Monday, May 25, 2009

The Great Movies: "On the Waterfront"

On the Waterfront 
Elia Kazan, 1954

One of my personal rules in the Great Movies project has been to view each movie on its own merits, ignoring so much as possible things that are external to the film. It’s not Martin Scorsese’s fault that a nutjob wove Taxi Driver into the world of his delusion, for instance, so I think it’s best to set that whole story aside when looking at what’s actually happening on the screen. This is a challenge when it comes to On the Waterfront, a film that Elia Kazan made out of reasons so contemptibly self-serving and hypocritical so as to make watching it, for all of its technical mastery, fairly unpleasant to anyone familiar with the backstory. But, I did my best.
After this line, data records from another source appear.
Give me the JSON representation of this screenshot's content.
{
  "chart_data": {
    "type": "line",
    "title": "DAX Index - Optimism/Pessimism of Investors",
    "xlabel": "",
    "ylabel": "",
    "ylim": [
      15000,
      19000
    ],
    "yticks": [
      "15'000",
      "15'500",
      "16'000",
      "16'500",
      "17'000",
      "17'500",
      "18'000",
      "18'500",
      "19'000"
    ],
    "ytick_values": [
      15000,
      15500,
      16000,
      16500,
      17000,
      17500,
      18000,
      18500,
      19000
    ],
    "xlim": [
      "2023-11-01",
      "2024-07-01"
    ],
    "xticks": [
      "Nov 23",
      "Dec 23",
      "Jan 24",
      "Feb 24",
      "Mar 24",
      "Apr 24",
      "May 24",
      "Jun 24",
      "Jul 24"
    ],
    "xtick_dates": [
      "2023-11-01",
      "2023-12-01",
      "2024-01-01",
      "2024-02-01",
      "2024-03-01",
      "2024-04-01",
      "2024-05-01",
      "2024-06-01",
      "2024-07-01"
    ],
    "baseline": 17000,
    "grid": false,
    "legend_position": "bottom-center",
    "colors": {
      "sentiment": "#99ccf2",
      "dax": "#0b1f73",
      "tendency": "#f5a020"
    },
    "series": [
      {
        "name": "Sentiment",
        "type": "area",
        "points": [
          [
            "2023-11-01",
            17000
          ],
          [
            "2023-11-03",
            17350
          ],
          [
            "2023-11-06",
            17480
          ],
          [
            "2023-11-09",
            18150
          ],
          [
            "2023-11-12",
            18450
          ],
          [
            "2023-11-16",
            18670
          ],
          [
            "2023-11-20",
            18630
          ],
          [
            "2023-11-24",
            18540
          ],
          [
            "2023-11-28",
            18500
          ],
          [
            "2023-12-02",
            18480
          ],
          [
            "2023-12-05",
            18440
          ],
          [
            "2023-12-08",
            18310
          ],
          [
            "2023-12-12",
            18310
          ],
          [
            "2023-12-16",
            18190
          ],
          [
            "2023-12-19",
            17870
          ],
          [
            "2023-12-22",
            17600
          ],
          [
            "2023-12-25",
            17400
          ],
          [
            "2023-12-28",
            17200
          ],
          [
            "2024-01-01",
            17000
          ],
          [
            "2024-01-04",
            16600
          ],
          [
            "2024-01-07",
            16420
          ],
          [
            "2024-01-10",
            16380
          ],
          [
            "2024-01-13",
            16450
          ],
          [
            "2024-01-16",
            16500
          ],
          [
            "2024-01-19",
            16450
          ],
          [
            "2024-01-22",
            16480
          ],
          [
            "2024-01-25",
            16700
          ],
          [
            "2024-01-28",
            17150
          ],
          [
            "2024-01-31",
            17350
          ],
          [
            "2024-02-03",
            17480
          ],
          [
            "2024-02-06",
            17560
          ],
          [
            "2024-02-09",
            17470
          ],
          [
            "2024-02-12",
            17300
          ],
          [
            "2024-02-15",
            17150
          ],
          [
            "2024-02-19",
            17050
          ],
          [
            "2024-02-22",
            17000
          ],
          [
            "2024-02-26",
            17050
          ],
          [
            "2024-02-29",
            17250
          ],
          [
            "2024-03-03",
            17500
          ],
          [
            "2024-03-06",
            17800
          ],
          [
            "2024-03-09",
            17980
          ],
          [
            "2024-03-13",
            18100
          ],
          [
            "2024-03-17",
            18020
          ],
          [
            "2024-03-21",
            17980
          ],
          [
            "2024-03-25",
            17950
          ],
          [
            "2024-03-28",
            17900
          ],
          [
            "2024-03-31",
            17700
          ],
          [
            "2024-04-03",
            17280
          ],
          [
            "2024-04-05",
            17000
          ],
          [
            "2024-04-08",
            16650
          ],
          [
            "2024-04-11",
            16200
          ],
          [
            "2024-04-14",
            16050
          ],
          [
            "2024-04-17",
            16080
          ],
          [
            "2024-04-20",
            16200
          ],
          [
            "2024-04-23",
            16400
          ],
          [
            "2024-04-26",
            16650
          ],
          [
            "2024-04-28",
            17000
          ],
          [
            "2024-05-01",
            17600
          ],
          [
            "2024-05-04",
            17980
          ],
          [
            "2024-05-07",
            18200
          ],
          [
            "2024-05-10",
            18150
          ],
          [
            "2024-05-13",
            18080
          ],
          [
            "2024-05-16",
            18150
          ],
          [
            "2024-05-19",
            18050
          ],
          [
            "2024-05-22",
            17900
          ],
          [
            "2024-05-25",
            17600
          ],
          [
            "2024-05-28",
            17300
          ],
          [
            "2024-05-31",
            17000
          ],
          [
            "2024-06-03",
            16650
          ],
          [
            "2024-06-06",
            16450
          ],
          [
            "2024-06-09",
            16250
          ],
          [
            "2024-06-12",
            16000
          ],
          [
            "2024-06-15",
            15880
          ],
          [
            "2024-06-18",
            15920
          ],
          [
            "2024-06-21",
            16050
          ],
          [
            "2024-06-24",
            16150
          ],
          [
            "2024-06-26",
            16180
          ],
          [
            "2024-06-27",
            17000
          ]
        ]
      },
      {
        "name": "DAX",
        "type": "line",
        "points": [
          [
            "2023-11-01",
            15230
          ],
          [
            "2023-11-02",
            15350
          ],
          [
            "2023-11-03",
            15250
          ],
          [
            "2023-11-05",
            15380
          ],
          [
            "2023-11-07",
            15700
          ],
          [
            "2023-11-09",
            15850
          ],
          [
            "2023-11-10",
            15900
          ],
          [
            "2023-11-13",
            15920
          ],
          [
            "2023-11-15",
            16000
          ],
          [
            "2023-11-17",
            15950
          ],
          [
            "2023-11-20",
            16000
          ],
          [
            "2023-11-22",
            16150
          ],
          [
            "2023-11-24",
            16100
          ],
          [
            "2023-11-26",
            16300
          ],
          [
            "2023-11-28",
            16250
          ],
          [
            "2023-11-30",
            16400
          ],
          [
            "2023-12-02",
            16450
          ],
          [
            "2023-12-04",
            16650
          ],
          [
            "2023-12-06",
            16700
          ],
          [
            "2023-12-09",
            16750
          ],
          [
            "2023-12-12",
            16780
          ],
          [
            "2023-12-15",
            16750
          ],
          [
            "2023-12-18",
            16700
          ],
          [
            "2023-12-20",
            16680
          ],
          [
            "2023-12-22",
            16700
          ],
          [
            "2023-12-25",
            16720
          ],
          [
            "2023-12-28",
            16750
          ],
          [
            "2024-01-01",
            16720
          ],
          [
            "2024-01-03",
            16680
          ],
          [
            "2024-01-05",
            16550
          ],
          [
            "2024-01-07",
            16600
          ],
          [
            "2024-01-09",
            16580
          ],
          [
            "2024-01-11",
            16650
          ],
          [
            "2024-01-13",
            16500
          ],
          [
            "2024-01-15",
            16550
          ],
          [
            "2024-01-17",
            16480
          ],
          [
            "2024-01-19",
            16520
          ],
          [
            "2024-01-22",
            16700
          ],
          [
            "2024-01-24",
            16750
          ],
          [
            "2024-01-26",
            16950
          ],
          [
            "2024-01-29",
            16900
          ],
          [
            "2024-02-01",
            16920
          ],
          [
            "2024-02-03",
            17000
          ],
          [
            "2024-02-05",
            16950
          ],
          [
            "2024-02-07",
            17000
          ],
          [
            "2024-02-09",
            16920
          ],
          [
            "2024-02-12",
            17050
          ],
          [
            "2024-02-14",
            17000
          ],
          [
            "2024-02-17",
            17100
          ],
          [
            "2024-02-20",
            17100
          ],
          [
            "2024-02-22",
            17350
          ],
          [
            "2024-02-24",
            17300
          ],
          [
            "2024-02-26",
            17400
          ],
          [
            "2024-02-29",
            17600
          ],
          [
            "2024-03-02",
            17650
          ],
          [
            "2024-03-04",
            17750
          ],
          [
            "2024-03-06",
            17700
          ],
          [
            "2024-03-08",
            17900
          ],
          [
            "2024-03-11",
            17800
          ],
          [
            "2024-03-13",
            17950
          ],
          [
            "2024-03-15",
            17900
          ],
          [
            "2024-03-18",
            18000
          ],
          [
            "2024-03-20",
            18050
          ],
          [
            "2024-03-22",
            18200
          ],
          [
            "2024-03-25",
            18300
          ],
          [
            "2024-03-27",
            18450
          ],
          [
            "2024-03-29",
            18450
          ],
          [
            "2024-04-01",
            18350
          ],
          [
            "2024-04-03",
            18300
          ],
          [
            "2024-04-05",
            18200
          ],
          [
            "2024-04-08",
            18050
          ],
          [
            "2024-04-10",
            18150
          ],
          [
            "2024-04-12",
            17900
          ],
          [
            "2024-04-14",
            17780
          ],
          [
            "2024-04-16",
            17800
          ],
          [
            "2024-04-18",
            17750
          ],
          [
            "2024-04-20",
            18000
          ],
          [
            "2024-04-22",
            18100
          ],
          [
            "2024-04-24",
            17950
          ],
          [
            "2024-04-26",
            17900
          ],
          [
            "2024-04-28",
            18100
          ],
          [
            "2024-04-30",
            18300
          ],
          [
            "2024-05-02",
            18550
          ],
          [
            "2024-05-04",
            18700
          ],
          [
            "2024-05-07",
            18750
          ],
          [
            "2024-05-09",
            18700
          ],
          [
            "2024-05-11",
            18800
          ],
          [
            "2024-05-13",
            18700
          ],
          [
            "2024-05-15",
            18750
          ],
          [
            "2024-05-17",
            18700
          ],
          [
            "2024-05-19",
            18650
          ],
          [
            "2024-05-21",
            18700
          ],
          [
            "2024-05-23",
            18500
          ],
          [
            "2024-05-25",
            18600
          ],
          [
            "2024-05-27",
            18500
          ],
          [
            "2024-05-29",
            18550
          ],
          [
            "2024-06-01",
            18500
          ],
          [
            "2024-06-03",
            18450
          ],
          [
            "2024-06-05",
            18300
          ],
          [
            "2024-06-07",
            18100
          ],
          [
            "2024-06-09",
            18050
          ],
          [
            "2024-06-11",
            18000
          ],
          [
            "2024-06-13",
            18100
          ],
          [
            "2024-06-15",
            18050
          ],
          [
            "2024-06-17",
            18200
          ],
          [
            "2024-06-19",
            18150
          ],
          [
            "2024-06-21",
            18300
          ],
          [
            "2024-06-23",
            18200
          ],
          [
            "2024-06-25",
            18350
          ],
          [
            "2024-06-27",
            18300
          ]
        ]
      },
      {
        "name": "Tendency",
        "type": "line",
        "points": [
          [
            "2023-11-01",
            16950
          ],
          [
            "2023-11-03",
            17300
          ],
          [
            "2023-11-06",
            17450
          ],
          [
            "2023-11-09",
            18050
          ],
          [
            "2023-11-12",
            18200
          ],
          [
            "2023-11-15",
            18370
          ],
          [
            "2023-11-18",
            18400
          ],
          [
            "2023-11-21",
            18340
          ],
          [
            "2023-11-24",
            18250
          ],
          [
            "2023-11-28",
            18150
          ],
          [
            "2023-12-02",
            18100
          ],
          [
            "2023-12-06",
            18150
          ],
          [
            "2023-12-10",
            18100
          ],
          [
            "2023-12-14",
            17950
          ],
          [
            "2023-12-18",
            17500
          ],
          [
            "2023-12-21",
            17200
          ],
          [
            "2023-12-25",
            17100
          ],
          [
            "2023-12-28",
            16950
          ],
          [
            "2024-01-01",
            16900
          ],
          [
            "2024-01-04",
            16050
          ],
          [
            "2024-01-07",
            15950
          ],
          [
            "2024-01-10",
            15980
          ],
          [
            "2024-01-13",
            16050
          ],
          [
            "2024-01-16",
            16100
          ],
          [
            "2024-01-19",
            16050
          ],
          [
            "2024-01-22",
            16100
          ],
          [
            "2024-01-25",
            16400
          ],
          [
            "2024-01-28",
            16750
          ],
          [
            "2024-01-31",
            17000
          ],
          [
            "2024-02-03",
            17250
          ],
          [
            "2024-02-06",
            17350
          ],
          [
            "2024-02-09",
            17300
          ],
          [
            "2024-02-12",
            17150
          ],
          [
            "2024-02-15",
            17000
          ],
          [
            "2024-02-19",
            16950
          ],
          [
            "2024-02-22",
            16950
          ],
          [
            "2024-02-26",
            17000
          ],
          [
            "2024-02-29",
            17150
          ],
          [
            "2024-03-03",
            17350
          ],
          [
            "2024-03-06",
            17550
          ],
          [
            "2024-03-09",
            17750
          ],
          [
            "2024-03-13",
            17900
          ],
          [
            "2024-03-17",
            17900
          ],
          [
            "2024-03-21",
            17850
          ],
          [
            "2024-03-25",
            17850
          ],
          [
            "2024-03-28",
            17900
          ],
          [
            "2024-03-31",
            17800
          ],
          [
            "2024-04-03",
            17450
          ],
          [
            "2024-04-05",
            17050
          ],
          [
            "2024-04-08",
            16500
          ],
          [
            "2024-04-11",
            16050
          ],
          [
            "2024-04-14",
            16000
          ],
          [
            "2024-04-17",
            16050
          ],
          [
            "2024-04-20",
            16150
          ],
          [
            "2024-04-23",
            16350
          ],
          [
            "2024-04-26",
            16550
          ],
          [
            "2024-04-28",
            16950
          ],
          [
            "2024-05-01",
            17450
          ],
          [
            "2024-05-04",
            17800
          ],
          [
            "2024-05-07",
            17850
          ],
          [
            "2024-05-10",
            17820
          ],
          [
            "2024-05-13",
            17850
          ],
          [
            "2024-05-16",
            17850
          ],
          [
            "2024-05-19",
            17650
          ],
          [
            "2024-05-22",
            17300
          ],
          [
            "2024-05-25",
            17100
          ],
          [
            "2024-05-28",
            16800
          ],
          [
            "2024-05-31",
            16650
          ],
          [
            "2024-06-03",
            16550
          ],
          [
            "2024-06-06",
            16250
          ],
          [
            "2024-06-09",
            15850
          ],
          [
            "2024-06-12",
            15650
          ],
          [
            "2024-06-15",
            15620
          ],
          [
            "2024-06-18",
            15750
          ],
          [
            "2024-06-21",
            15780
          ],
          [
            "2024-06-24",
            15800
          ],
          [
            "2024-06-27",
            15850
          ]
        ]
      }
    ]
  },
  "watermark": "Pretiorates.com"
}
It really is a beautifully made film. The acting is suburb, starting with the young Marlen Brando but running deep into the cast. Even the extras, working-class Joes recruited to essentially play themselves, do a fine job of acting naturally, which speaks to what must have been great coaching by some assistant director. Scenes are framed and composed marvelously, and the photography is so very good as to almost overreach its mission, as we are occasionally jarred out of the movie when distracted by an especially amazing shot.

The movie achieves a rare psychological depth for about four-fifths of its running time. The characters are remarkably plausible, all in their own ways deeply flawed and profoundly selfish, all more or less destructive to themselves and the people they care about, and all deeply convinced of the rightness of their own actions. Which is to say, they're very true to life!

There are also some real liberties taken with realism, however. My favorite is a scene deep in the hold of a cargo vessel – did I mention that this is a movie about longshoremen? – where the female lead, a neighborhood girl home from college, suddenly appears among the workers as if this was the most normal thing in the world. How the hell did she get on board?

The final scenes deteriorate into a real mess, as things begin happening for no other reason than to propel the movie to a tidy ending. In the final scenes, people act not only implausibly but downright unnaturally. The movie is wedged into something that looks like a conclusion, but even after hashing it over at some length with Mrs.5000 I’m not really sure what we were supposed to think happened there.

Plot: After unwittingly setting an acquaintance up for a mob execution, a young tough falls for the victim’s sister. Meanwhile, a hapless priest tries to get the dockworkers to break their code of silence and speak out against the crime racket that controls the waterfront. These two forces set in motion a chain of events that can only conclude in an incoherent final reel!

Visuals: Terrific.

Dialog: A lot of the dialog is pretty expository. Although the film is chock-full of memorable lines that have been quoted into the ground, I’m not sure that the script would have been anything special in a less careful production. Most people, when they say that they could have been contenders, sound kind of dumb. When Marlin Brando says it, it sounds like the accumulated lament of a lifetime full of betrayals.

Prognosis: I’m going to recuse myself from any summary judgment of this movie.


MJ said...

What does "suburb acting" mean? (This is a real question, if it is just a typo i don't know what word it was supposed to be.)

DrSchnell said...

Don't forget the great Leonard Bernstein score...

Michael5000 said...

@MJ: It's just a typo, like "Marlen Brando" or "Marlin Brando." The word is "superb."

@Doc: You know, I find Leonard Bernstein consistently just a little underwhelming as a composer. He's not bad, but give me Elmer Bernstein any day.

DrSchnell said...

Mostly, I agree with you, but I do love the soundtrack to this one.

sister jen said...

Okay, I'll bite. What's the distasteful back story?